Following the Bitcoin ETF launch, the broader crypto market rallied, pushing Bitcoin to new all-time highs of $73,000 by March 2024. It is important to note, however, that this rally materialized three months after the ETF launch, as initial Bitcoin price performance within the first 30 days showed modest growth of around 3%. To date, Bitcoin has appreciated by approximately 20% since the ETF’s inception, underscoring growing investor confidence in the asset.
Ethereum's Post-ETF Performance
In contrast, Ethereum’s price response to the ETF launch has been notably weaker, with the asset down approximately 18% since trading began. Several factors may have contributed to this underperformance, including seasonal market softness during the summer months and more tepid demand for Ethereum exposure via ETFs. Net outflows for Ethereum have not shown the same favorable trajectory as Bitcoin, leading to questions about whether market interest in the Ethereum ETF will pick up in the coming months.
Differing Value Propositions
The divergence in performance and on-chain activity can also be attributed to the distinct value propositions of Bitcoin and Ethereum. Bitcoin, often referred to as "digital gold," has a simple and well-defined narrative as a store of value and inflation hedge, thanks in part to its fixed supply of 21 million BTC. This straightforward narrative makes Bitcoin an attractive and easily understandable investment for both institutional and retail investors, especially during times of economic uncertainty.

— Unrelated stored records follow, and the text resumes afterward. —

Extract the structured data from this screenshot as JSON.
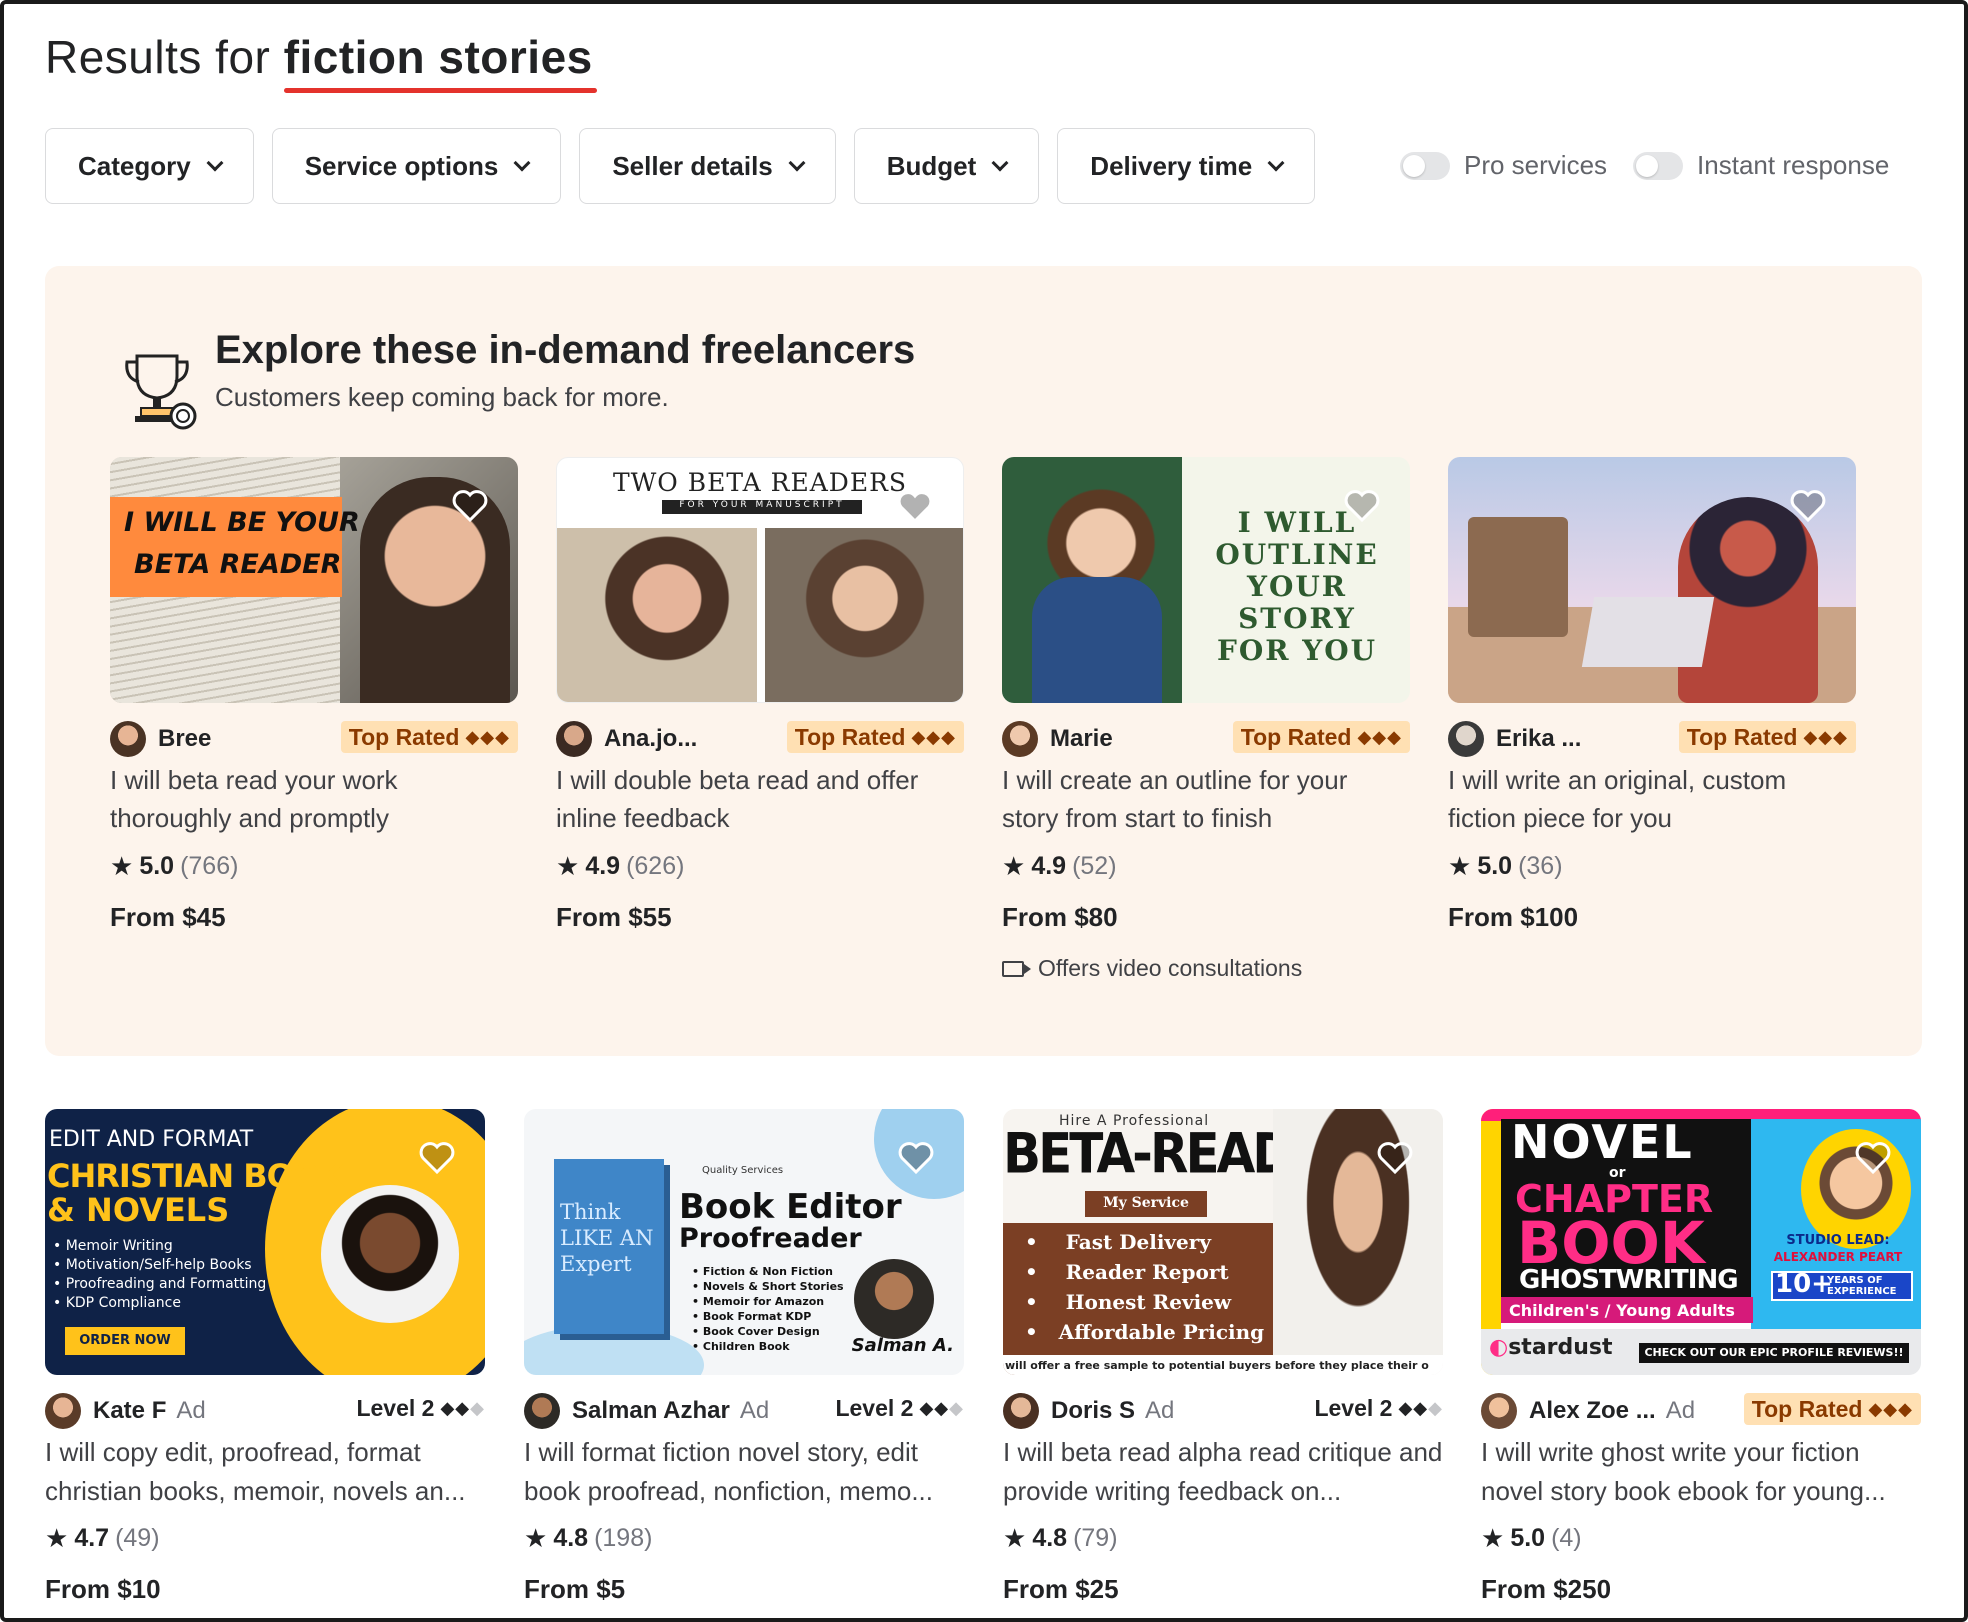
{
  "header": {
    "prefix": "Results for",
    "query": "fiction stories"
  },
  "filters": [
    {
      "label": "Category"
    },
    {
      "label": "Service options"
    },
    {
      "label": "Seller details"
    },
    {
      "label": "Budget"
    },
    {
      "label": "Delivery time"
    }
  ],
  "toggles": {
    "pro": "Pro services",
    "instant": "Instant response"
  },
  "promo": {
    "title": "Explore these in-demand freelancers",
    "subtitle": "Customers keep coming back for more.",
    "cards": [
      {
        "seller": "Bree",
        "badge": "Top Rated",
        "badge_icon": "◆◆◆",
        "title": "I will beta read your work thoroughly and promptly",
        "rating": "5.0",
        "reviews": "(766)",
        "price": "From $45",
        "thumb_lines": [
          "I WILL BE YOUR",
          "BETA READER"
        ]
      },
      {
        "seller": "Ana.jo...",
        "badge": "Top Rated",
        "badge_icon": "◆◆◆",
        "title": "I will double beta read and offer inline feedback",
        "rating": "4.9",
        "reviews": "(626)",
        "price": "From $55",
        "thumb_lines": [
          "TWO BETA READERS",
          "FOR YOUR MANUSCRIPT"
        ]
      },
      {
        "seller": "Marie",
        "badge": "Top Rated",
        "badge_icon": "◆◆◆",
        "title": "I will create an outline for your story from start to finish",
        "rating": "4.9",
        "reviews": "(52)",
        "price": "From $80",
        "extra": "Offers video consultations",
        "thumb_lines": [
          "I WILL",
          "OUTLINE",
          "YOUR",
          "STORY",
          "FOR YOU"
        ]
      },
      {
        "seller": "Erika ...",
        "badge": "Top Rated",
        "badge_icon": "◆◆◆",
        "title": "I will write an original, custom fiction piece for you",
        "rating": "5.0",
        "reviews": "(36)",
        "price": "From $100"
      }
    ]
  },
  "results": [
    {
      "seller": "Kate F",
      "ad": "Ad",
      "level": "Level 2",
      "level_icon_on": "◆◆",
      "level_icon_off": "◆",
      "title": "I will copy edit, proofread, format christian books, memoir, novels an...",
      "rating": "4.7",
      "reviews": "(49)",
      "price": "From $10",
      "thumb": {
        "top": "EDIT AND FORMAT",
        "head1": "CHRISTIAN BOOK",
        "head2": "& NOVELS",
        "bullets": [
          "Memoir Writing",
          "Motivation/Self-help Books",
          "Proofreading and Formatting",
          "KDP Compliance"
        ],
        "cta": "ORDER NOW"
      }
    },
    {
      "seller": "Salman Azhar",
      "ad": "Ad",
      "level": "Level 2",
      "level_icon_on": "◆◆",
      "level_icon_off": "◆",
      "title": "I will format fiction novel story, edit book proofread, nonfiction, memo...",
      "rating": "4.8",
      "reviews": "(198)",
      "price": "From $5",
      "thumb": {
        "small": "Quality Services",
        "head1": "Book Editor",
        "head2": "Proofreader",
        "book": "Think LIKE AN Expert",
        "bullets": [
          "Fiction & Non Fiction",
          "Novels & Short Stories",
          "Memoir for Amazon",
          "Book Format KDP",
          "Book Cover Design",
          "Children Book"
        ],
        "sign": "Salman A."
      }
    },
    {
      "seller": "Doris S",
      "ad": "Ad",
      "level": "Level 2",
      "level_icon_on": "◆◆",
      "level_icon_off": "◆",
      "title": "I will beta read alpha read critique and provide writing feedback on...",
      "rating": "4.8",
      "reviews": "(79)",
      "price": "From $25",
      "thumb": {
        "small": "Hire A Professional",
        "head": "BETA-READER",
        "pill": "My Service",
        "bullets": [
          "Fast Delivery",
          "Reader Report",
          "Honest Review",
          "Affordable Pricing"
        ],
        "foot": "will offer a free sample to potential buyers before they place their o"
      }
    },
    {
      "seller": "Alex Zoe ...",
      "ad": "Ad",
      "badge": "Top Rated",
      "badge_icon": "◆◆◆",
      "title": "I will write ghost write your fiction novel story book ebook for young...",
      "rating": "5.0",
      "reviews": "(4)",
      "price": "From $250",
      "thumb": {
        "l1": "NOVEL",
        "l2": "or",
        "l3": "CHAPTER",
        "l4": "BOOK",
        "l5": "GHOSTWRITING",
        "l6": "Children's / Young Adults",
        "lead1": "STUDIO LEAD:",
        "lead2": "ALEXANDER PEART",
        "years": "10+",
        "years_txt": "YEARS OF EXPERIENCE",
        "brand": "stardust",
        "reviews_banner": "CHECK OUT OUR EPIC PROFILE REVIEWS!!"
      }
    }
  ]
}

Ethereum, on the other hand, presents a more complex and multifaceted value proposition. It serves as the foundation for various applications ranging from decentralized finance (DeFi) and real-world assets (RWAs) to non-fungible tokens (NFTs), staking, and Layer 2 scaling solutions. While this diversity positions Ethereum as a powerful platform, the lack of a singular, clear narrative can make it a more challenging asset for investors to fully grasp and commit to. The multiple use cases also introduce more variables that can influence market sentiment, resulting in a slower and more measured uptake for Ethereum ETFs.
Future Outlook
The investment thesis for Bitcoin is clear and straightforward for most investors. Its value proposition as a store of value, often likened to "digital gold," resonates well, especially within the context of inflation hedging and macroeconomic uncertainty. As such, the adoption of Bitcoin ETFs will likely continue to grow, driven by the strong demand demonstrated thus far. The Bitcoin ETF launch has already proven to be one of the most successful in ETF history, underscoring robust investor interest and appetite for this asset class.

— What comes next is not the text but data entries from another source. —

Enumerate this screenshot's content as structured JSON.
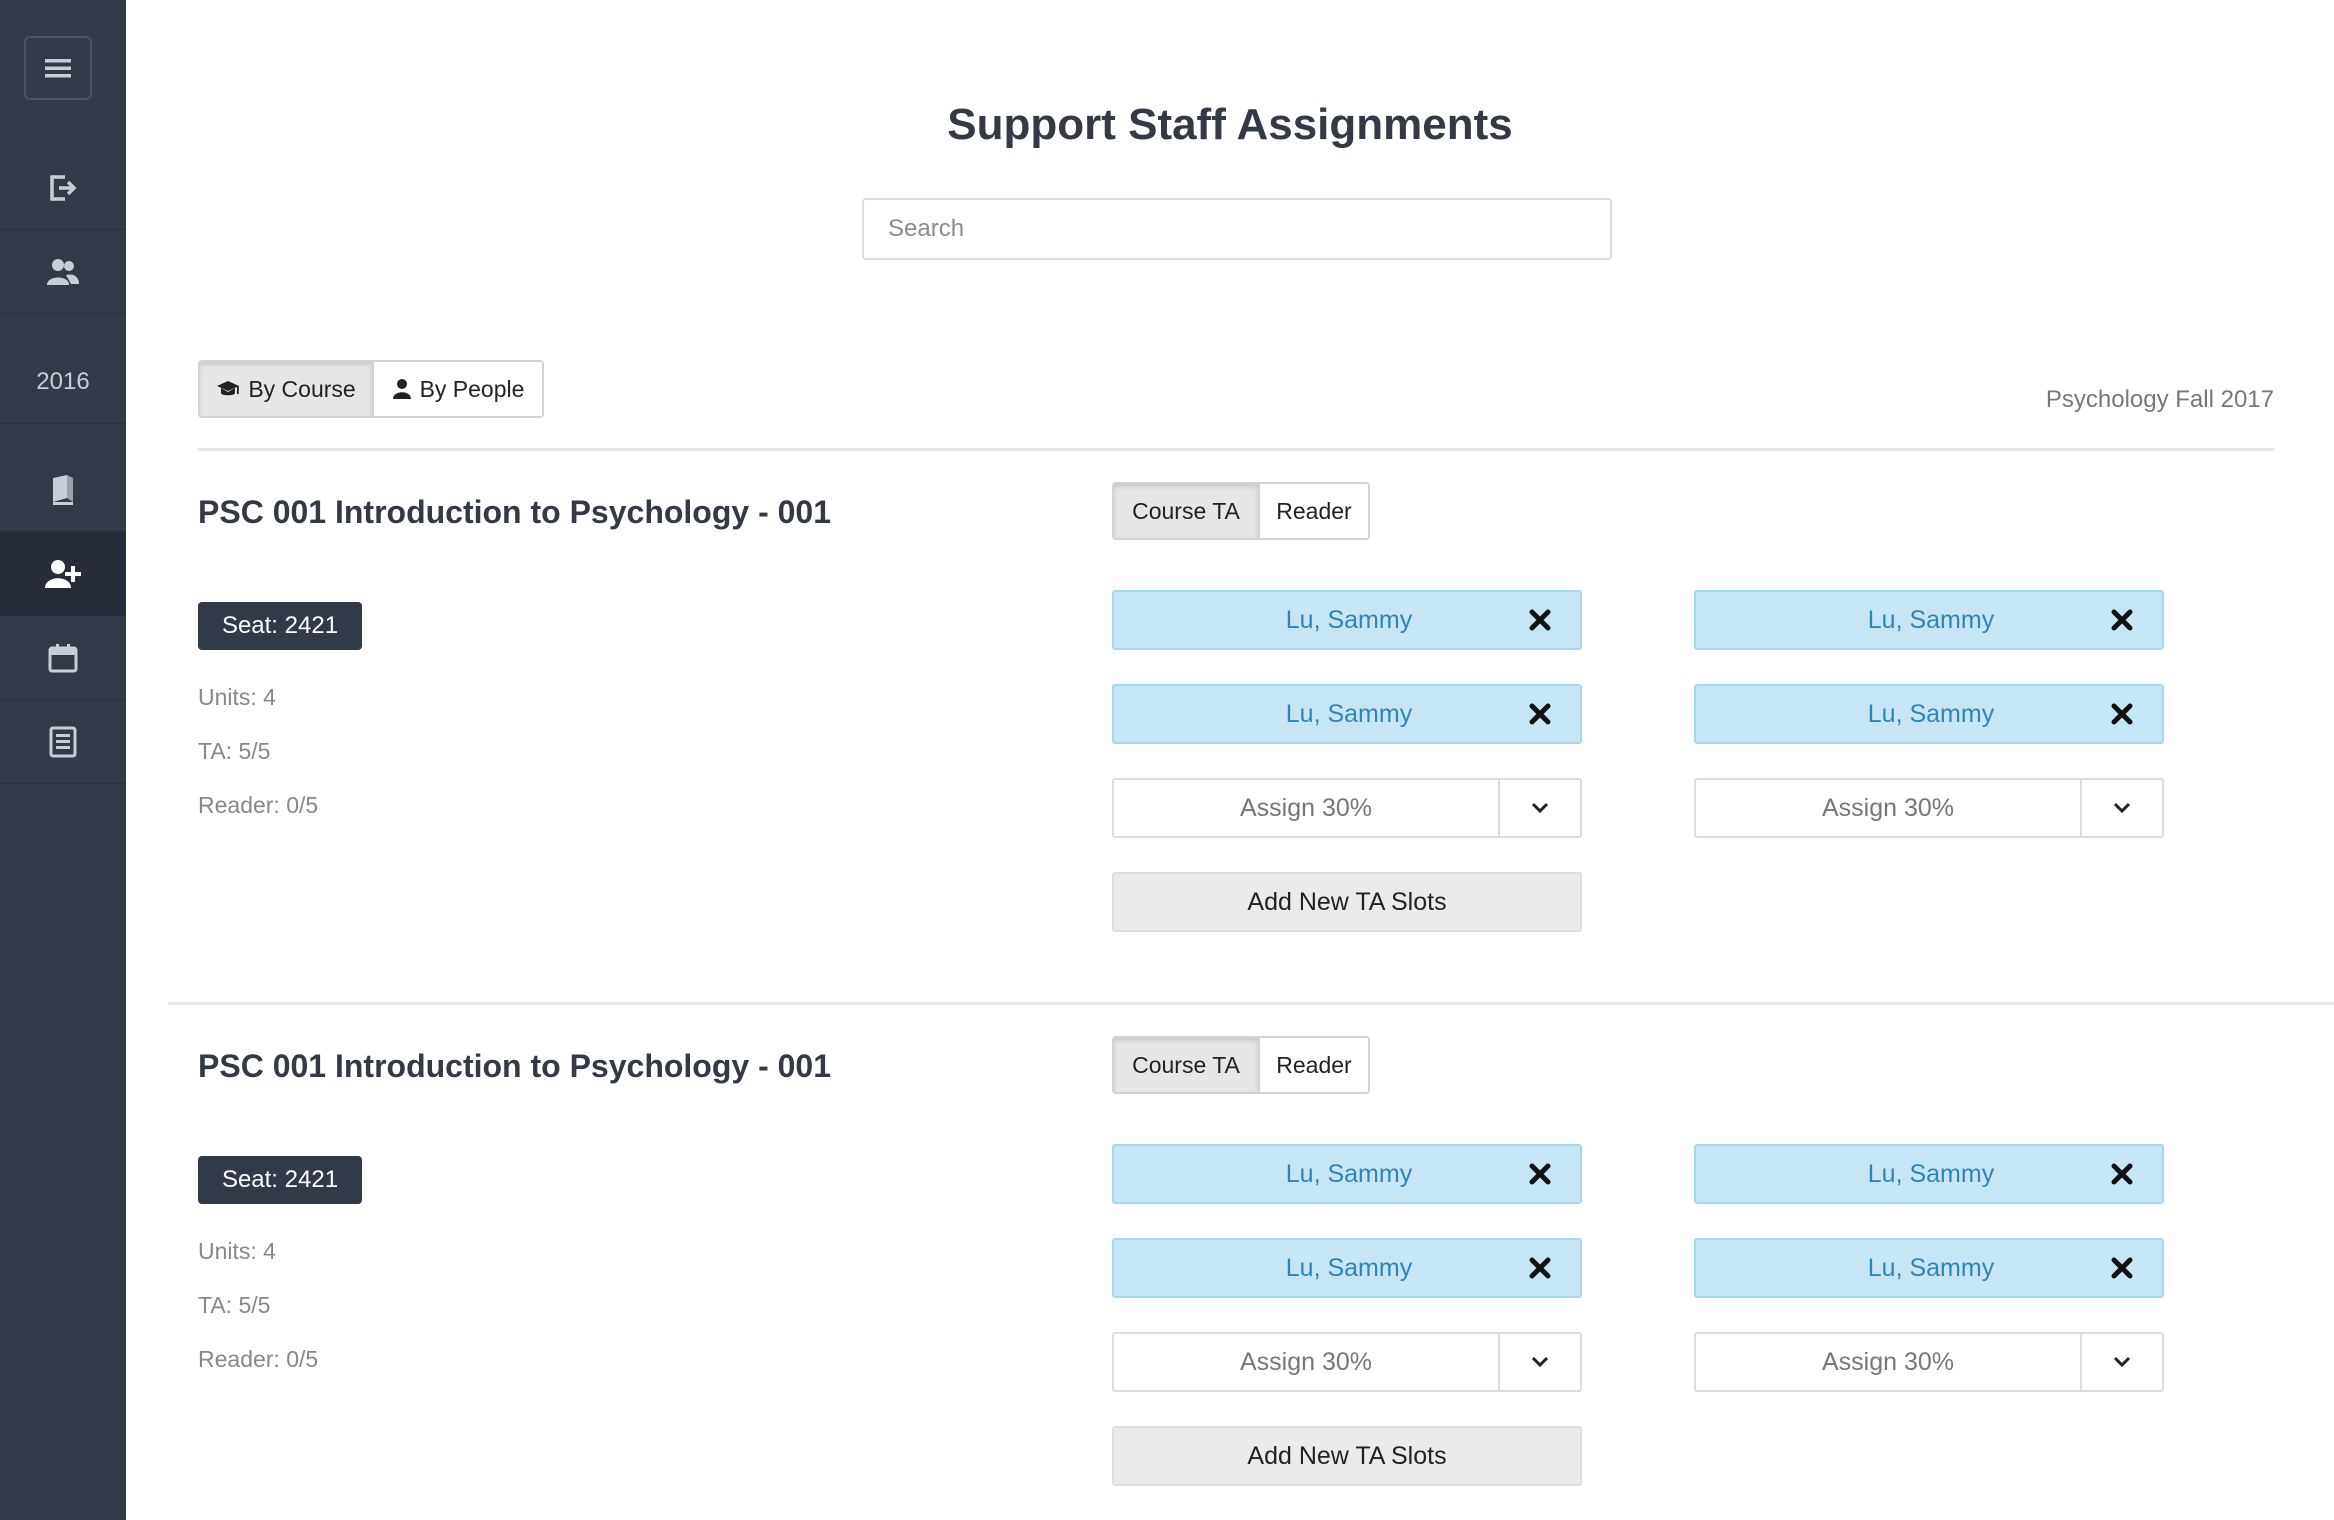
{
  "sidebar": {
    "year": "2016",
    "icons": [
      "menu-icon",
      "sign-out-icon",
      "users-icon",
      "book-icon",
      "add-user-icon",
      "calendar-icon",
      "report-icon"
    ]
  },
  "header": {
    "title": "Support Staff Assignments",
    "search_placeholder": "Search"
  },
  "view_toggle": {
    "by_course": "By Course",
    "by_people": "By People"
  },
  "term_label": "Psychology Fall 2017",
  "colors": {
    "sidebar": "#323a48",
    "assigned_bg": "#c6e6f5",
    "assigned_text": "#2e86b8"
  },
  "courses": [
    {
      "title": "PSC 001 Introduction to Psychology - 001",
      "role_tabs": [
        "Course TA",
        "Reader"
      ],
      "seat": "Seat: 2421",
      "units": "Units: 4",
      "ta": "TA: 5/5",
      "reader": "Reader: 0/5",
      "assigned": [
        "Lu, Sammy",
        "Lu, Sammy",
        "Lu, Sammy",
        "Lu, Sammy"
      ],
      "assign_options": [
        "Assign 30%",
        "Assign 30%"
      ],
      "add_button": "Add New TA Slots"
    },
    {
      "title": "PSC 001 Introduction to Psychology - 001",
      "role_tabs": [
        "Course TA",
        "Reader"
      ],
      "seat": "Seat: 2421",
      "units": "Units: 4",
      "ta": "TA: 5/5",
      "reader": "Reader: 0/5",
      "assigned": [
        "Lu, Sammy",
        "Lu, Sammy",
        "Lu, Sammy",
        "Lu, Sammy"
      ],
      "assign_options": [
        "Assign 30%",
        "Assign 30%"
      ],
      "add_button": "Add New TA Slots"
    }
  ]
}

Ethereum, however, has yet to garner the same immediate level of interest that Bitcoin experienced post-ETF launch. Nevertheless, we maintain a highly bullish stance on the long-term adoption of Ethereum ETFs. The current lack of widespread understanding of Ethereum’s value proposition is likely a short-term challenge. As investors become more educated on Ethereum’s unique supply dynamics, its native yield through staking, and the deep liquidity and infrastructure being built on top of its network, sentiment is likely to shift.

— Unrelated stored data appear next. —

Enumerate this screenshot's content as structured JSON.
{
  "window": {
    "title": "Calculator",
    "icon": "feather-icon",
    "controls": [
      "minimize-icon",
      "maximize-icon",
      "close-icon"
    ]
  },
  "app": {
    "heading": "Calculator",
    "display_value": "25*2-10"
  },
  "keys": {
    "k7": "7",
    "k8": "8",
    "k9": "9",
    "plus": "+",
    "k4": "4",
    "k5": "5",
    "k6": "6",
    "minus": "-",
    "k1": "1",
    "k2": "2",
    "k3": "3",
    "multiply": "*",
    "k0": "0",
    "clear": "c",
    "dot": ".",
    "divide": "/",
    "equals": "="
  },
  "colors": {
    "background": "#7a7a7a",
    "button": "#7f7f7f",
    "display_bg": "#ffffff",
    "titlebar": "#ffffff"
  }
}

Ethereum already underpins the majority of stablecoin liquidity, real-world asset (RWA) protocols, and leading decentralized exchanges. These fundamental strengths and diverse use cases position Ethereum as a long-term growth asset within the crypto space.
Given that we are still within the first year of these crypto ETFs being widely available to institutional and retail investors, there is plenty of optimism about the long-term growth potential for both Bitcoin and Ethereum. Over time, as more investors gain familiarity with the distinct strengths and narratives of each asset, expect continued expansion in ETF participation and broader market adoption.